China’s cybersecurity regulator has fined the Didi Global juggernaut $1.2 billion after a year-long investigation, saying it violated data security and personal information protection laws.
The regulator also said there were “serious security risks” in Didi’s data handling methods, which would not be detailed as they related to national security.
“The evidence is conclusive,” the regulator said in a statement posted online. “The circumstances are grave, the nature is immoral, and the punishment should be severe.”
China’s Didi to drop from US roster just months after rideshare firm’s $4.4 billion bid
In addition to the fines imposed on the company, Didi chairman Cheng Wei and chairman Jean Liu were each fined $148,000. Didi released a statement on Thursday saying he accepted the ruling and would strengthen his privacy protections, while stopping short of apologizing to customers or sharing details about the changes he would make.
“We sincerely thank the relevant authorities for their inspection and guidance, and the public for their criticism and oversight,” Didi said.
The crackdown on Didi reflects Beijing’s concern over the vast amounts of personal data that internet companies collect and the risk that they could leak overseas and harm national security. Other Chinese internet giants have also come under official scrutiny, including Alibaba’s Ant Group, whose record IPO plans were abruptly scrapped in 2020.
Duncan Clark, chairman of Beijing-based consultancy BDA China, said Didi executives likely got caught up in “their own reality-distorting field” thinking they could push the envelope as l one of the country’s star start-ups. He said Didi had defied the government, including pushing forward his registration abroad.
“Didi was clearly inspired by Uber, which ended up being an investor,” he said. “So there was a Chinese equivalent in play here, doing things first and asking for forgiveness, not asking for permission.”
Analysts say Chinese officials are concerned that in Didi’s case, sensitive locations and personal information of important individuals could be leaked from his databases.
Such concerns are not unfounded. Earlier this month, hackers claimed to have hacked into a Shanghai police database containing the personal data of a billion people, in what is believed to be one of the biggest such exposures in history. if confirmed. The anonymous poster claimed the database was hosted by AliCloud, a subsidiary of Chinese e-commerce giant Alibaba Group. Alibaba did not immediately respond to a request for comment.
In China, escalating business costs send some companies to the exit
China’s Personal Information Protection Law also came into effect in November, strengthening Chinese consumers’ rights against excessive corporate tracking.

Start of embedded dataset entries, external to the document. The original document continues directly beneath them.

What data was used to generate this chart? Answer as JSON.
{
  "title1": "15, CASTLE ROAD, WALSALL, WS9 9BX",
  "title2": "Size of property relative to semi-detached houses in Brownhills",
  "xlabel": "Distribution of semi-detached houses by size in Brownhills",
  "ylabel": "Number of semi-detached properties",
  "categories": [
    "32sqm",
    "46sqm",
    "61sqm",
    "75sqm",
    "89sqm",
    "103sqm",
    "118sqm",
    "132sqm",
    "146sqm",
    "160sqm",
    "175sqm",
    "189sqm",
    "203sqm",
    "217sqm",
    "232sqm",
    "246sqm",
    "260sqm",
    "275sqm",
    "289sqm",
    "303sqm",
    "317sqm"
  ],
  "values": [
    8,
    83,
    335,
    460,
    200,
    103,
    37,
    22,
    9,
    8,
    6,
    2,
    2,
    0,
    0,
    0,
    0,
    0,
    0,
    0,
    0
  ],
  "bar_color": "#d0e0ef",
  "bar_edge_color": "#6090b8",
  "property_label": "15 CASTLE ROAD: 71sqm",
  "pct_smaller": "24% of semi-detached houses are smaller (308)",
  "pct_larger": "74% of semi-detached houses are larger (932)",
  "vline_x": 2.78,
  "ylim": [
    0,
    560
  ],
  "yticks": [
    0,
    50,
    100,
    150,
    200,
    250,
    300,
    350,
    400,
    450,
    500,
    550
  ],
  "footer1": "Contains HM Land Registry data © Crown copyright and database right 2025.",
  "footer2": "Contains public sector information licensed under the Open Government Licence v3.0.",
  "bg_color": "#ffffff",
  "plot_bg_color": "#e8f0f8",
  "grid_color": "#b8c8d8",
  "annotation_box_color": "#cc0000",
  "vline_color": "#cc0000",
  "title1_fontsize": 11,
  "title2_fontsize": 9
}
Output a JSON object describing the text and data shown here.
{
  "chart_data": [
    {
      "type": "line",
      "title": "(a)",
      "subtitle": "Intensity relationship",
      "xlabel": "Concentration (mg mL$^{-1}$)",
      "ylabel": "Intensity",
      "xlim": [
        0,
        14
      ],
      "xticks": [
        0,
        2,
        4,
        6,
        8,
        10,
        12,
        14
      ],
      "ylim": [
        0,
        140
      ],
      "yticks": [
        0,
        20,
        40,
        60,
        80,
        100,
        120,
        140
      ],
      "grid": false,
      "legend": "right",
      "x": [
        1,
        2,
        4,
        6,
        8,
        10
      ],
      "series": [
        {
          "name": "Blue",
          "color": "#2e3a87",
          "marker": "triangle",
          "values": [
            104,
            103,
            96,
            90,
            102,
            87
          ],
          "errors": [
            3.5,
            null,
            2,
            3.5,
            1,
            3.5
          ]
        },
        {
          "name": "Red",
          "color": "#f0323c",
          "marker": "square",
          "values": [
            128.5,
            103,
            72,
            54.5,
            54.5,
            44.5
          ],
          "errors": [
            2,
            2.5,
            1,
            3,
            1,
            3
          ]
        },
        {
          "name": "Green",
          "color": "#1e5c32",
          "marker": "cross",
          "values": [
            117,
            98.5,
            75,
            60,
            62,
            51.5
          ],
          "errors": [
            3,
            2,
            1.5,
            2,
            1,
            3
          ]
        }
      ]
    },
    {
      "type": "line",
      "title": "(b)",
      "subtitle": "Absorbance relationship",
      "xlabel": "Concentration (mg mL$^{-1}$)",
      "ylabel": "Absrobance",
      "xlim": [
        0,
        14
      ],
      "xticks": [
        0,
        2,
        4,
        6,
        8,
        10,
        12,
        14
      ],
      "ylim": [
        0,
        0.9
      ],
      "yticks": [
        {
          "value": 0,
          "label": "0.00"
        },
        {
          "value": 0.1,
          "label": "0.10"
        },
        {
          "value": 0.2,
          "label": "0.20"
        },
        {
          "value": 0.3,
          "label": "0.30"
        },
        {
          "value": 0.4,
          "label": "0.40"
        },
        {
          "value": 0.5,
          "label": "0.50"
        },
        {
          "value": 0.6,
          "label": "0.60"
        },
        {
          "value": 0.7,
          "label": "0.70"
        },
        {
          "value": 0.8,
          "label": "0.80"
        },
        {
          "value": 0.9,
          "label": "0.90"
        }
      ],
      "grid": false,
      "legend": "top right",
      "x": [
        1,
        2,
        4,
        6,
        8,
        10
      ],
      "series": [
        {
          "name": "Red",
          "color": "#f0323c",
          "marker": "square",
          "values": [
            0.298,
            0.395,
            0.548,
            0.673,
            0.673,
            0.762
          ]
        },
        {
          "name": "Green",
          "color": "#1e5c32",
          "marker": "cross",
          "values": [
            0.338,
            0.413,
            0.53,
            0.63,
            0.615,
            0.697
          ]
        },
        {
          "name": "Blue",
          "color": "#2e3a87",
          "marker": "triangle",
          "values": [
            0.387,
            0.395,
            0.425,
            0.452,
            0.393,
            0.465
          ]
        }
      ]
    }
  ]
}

Trouble started for Didi a year ago. Just days after the company went public on the New York Stock Exchange, China’s Cyberspace Administration announced an investigation, saying the company “illegally collected and used users’ personal information.” The regulator has ordered Didi’s carpooling app removed from Chinese app stores. Existing users could continue to use the app, but the move torpedoed the company’s growth prospects.
Shares in Didi’s U.S. custodian closed at $3.49 on Wednesday, after falling 79% from its opening price on the day of its listing. The company offers a ride-sharing platform similar to that of Uber, except that passengers can also use it to book regular taxis.
Didi investors voted in May to delist from the New York Stock Exchange, hoping a return home would help appease regulators in Beijing.
In its statement on Thursday, China’s Cyberspace Administration said Didi had illegally processed 64.7 billion pieces of personal information since its first breach in 2015. This included users’ age group information, home addresses , locations, driver training and other data.